CEDAR FALLS, Iowa-- The foundry industry often uses sand binders as molds for metal casting despite the harmful emissions they produce. The University of Northern Iowa's Center for Advanced Bio-based Binders (CABB) has been working to develop innovative binders made from renewable agricultural feedstocks, which significantly reduce pollution.
According to Jerry Thiel, director of UNI's Metal Casting Center, CABB works to develop polymers (natural or synthetic materials such as plastics) based on agricultural or natural materials as opposed to those based on oil. "The ultimate goal of CABB is to reduce the United State's dependence on foreign oil by offering bio-alternatives," said Thiel.
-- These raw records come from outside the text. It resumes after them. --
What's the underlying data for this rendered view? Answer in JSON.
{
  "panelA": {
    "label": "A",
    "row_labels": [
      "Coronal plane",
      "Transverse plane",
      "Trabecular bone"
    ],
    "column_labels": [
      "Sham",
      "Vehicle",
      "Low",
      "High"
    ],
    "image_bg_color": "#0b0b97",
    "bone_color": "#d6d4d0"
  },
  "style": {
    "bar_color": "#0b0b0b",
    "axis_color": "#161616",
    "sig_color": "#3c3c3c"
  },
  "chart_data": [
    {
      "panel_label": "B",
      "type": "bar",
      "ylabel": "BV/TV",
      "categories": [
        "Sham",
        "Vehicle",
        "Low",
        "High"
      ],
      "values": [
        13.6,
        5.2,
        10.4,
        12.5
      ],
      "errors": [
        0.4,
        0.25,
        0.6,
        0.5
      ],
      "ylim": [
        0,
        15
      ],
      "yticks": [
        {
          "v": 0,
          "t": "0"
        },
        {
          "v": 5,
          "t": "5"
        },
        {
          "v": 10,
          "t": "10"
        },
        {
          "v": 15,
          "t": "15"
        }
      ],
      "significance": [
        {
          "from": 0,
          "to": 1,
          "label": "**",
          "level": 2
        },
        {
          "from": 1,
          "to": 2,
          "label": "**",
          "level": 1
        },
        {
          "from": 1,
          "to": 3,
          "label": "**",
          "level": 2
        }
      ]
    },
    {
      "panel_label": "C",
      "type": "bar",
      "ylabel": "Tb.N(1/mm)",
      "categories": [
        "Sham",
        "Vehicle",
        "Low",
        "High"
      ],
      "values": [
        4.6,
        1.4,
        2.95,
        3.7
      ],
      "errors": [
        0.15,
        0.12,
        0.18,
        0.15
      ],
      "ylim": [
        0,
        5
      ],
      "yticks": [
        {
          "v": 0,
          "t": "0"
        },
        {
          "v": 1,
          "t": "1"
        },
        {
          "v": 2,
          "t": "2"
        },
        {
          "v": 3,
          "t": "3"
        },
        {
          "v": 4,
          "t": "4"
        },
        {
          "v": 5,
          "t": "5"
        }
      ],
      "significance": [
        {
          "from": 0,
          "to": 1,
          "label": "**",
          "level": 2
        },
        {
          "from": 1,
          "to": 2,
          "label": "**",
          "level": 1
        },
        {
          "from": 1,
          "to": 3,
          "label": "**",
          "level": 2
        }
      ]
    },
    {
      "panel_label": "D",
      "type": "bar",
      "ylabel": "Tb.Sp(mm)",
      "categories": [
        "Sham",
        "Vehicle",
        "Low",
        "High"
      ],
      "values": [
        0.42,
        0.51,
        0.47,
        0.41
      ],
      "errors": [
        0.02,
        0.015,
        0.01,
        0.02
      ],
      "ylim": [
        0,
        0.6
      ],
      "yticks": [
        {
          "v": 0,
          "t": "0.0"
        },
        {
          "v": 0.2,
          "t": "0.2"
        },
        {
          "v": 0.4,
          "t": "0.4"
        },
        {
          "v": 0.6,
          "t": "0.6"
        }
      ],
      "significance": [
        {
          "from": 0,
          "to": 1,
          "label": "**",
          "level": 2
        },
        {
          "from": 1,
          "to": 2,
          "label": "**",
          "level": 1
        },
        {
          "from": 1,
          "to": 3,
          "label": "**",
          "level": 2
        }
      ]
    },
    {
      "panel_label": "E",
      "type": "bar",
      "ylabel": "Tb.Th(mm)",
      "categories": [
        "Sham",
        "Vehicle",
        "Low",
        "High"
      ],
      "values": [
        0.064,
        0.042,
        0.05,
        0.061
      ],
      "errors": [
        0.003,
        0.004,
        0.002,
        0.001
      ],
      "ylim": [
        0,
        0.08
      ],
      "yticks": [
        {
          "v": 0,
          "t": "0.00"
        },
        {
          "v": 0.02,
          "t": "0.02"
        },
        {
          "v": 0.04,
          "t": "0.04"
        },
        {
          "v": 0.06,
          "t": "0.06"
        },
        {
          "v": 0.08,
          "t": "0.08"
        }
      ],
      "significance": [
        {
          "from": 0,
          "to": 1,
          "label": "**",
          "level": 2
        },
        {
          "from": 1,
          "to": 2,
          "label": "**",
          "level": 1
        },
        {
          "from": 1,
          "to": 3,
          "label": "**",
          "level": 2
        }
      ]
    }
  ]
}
CABB has had success using corn to create polymers, which has a very low environmental impact and greatly reduces green house emissions. In addition to the environmental advantages of bio-based binders, the foundry industry also benefits from having more effective and lower-cost products. Additionally, bio-based binders provide a new market for agricultural materials.
Scott Giese, associate professor of industrial technology at UNI said the CABB program also offers practical hands-on experience for students. "The CABB initiatives support the academic components of the manufacturing technology program at UNI and provide experiential learning opportunities for undergraduate students," said Giese. "We currently have about 10 students working for the CABB."
The UNI Metal Casting Center is a nationally recognized leader in foundry research, applied technology and technical business assistance. Funding for the center comes from the state and federal government along with contract research from private industry.